All that is required to tie this story to the death of the poet's unborn baby is the one line "The summer after the baby died."  But Gandolfo is a master at reinforcing the relationship without hitting her readers over the head with similes: the couplets that end in a single line, the images of how her cat "would lie against [her] swollen belly and purr," of " . . . finding the proper angle, the pinch and the push, // the push and the skin breaking and some days water spilling over . . . , some days a drop of blood on my thumb, // and the pushing and the dripping until one day the cat stopped crying," the repetition of "That's all I remember that summer"--as if there were two remembrances, which there were.  Even the final line, with its "bag of saline" conveys the directness of a metaphor alongside the subtlety of the closing down of a life that cannot be forgotten with its "folded lung on the wall."  

In "In December" the idea of folding is modified and amplified: "It was the day for origami, / the day I taught my daughter to fold / a perfect five-point star . . . " to "feel each paper square / as a body, see its scars // and creases against our own."  The word "fold" or "folded" is used four times in this poem--each time growing in emotional intensity from "fold[ing] / a perfect five-point star," to "fold[ing] corner-to-corner," to "fold[ing] flat" to

When we finished folding
I couldn't tell her it happened again.
I couldn't say, "No Baby

in May. . . 

Galdolfo's use of call and answer, incorporating repetition never more slant, and restraint never more subtle, finds its zenith in the two poems, "Taking Down the Crib" and "A Tide," although the poems inhabit almost opposite ends of the book and concern themselves with opposite ends of a life. In the former, after an opening description of disassembling the crib and placing the pieces into a "wooden box," all that is left is "a press / against the rug, a smudge of dust, no stain / . . . [except] one streak / of light across the wall. It must have been / a sunbeam through the window, against bleak / blue paint. It bleached a line white. . . "  In "A Tide," we are presented with a car crash, the driver's life "an eyelash flutter away / from the river," and witness her "break[ing] / from the half-opened / door, scream[ing] to the black / morning and crawl[ing] / to the ground, worm[ing] her way / through mud and climb[ing] the bank."  Afterward she walks to town, limping at first. But then "her walk steadies as day / takes shape. A vein / of light scales the river bank / through the dark in the road / and her eyes open to a wave / of blue air, transparent."   
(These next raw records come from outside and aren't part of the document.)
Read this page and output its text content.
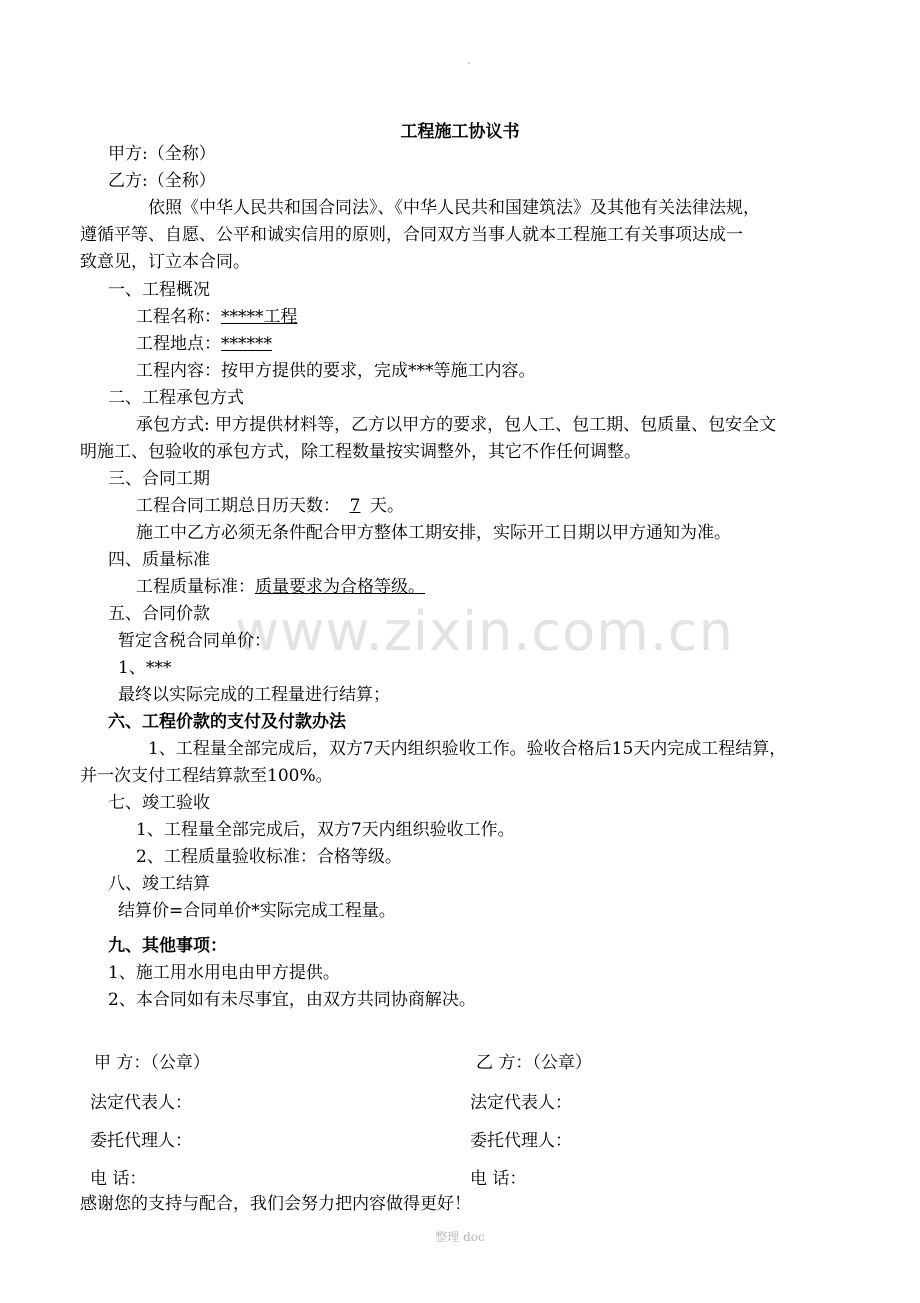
www.zixin.com.cn
工程施工协议书
甲方:（全称）
乙方:（全称）
依照《中华人民共和国合同法》、《中华人民共和国建筑法》及其他有关法律法规，
遵循平等、自愿、公平和诚实信用的原则，合同双方当事人就本工程施工有关事项达成一
致意见，订立本合同。
一、工程概况
工程名称：*****工程
工程地点：******
工程内容：按甲方提供的要求，完成***等施工内容。
二、工程承包方式
承包方式: 甲方提供材料等，乙方以甲方的要求，包人工、包工期、包质量、包安全文
明施工、包验收的承包方式，除工程数量按实调整外，其它不作任何调整。
三、合同工期
工程合同工期总日历天数： 7 天。
施工中乙方必须无条件配合甲方整体工期安排，实际开工日期以甲方通知为准。
四、质量标准
工程质量标准：质量要求为合格等级。
五、合同价款
暂定含税合同单价：
1、***
最终以实际完成的工程量进行结算；
六、工程价款的支付及付款办法
1、工程量全部完成后，双方7天内组织验收工作。验收合格后15天内完成工程结算，
并一次支付工程结算款至100%。
七、竣工验收
1、工程量全部完成后，双方7天内组织验收工作。
2、工程质量验收标准：合格等级。
八、竣工结算
结算价=合同单价*实际完成工程量。
九、其他事项：
1、施工用水用电由甲方提供。
2、本合同如有未尽事宜，由双方共同协商解决。
甲 方：（公章）	乙 方：（公章）
法定代表人：	法定代表人：
委托代理人：	委托代理人：
电 话：	电 话：
感谢您的支持与配合，我们会努力把内容做得更好！
整理 doc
In Angles of Departure, Galdolfo takes her readers to places that at first glance look familiar, like the "There" in the ultimate poem, "Beatific."

There you can hear a child cough in a canyon. There you can see
her sweatshop awl bore your coat buttons.
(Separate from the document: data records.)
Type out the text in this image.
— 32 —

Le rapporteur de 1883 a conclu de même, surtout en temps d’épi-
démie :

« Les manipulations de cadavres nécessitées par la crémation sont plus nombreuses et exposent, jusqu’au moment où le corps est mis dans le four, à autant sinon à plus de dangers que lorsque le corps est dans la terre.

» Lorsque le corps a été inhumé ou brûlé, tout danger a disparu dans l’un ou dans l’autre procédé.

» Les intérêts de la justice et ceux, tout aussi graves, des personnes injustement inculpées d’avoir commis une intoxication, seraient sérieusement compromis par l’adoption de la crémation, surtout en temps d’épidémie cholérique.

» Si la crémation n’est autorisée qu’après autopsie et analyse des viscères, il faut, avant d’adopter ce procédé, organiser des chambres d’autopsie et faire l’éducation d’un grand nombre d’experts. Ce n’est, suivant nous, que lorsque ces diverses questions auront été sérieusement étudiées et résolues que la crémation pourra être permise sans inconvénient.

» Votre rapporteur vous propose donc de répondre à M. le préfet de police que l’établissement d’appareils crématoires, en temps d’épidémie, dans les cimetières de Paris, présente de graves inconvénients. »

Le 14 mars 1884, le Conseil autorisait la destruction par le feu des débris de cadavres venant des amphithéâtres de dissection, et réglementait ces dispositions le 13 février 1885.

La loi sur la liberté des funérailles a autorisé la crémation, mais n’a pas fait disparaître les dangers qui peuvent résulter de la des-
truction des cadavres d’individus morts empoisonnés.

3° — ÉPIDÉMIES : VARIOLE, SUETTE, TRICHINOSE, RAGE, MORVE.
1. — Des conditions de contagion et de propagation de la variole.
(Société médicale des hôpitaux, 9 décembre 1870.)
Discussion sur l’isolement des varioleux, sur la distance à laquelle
There you can hold her calloused hands. There you can taste
the boho's bourbon and the blood on his broken dog's claw.

But upon a closer inspection of the details of this landscape, we find ourselves in unchartered territory:

There you can listen to the beaten child stutter all the languages
you've never heard.

But [we] "can't stay long, for fear [we] may dissolve." So we return to "where sweet plums grow outside [our] window," where we "can have meringues and tea // and read old books and dream in our comfortable chair."  But that place, these poems, come knocking: ". . . There where a hungry woman / offers // a piece of bread . . . / There where you find a book in your pocket. // There where you turn the first page and know it wasn't written here / in a comfortable chair. // There where you feel the poet's pulse rush from the other side / of the page."

With convincing poems, Gandolfo pulls us back to that other side enough times that she fulfills for me (in the words of Larry Levis), the reason I read and write poetry: "To stop time."  Thank you Marcene Gandolfo for not only providing us with "Angles of Departure," but so many angles of arrival, and the not-quite-empty, timeless space between them.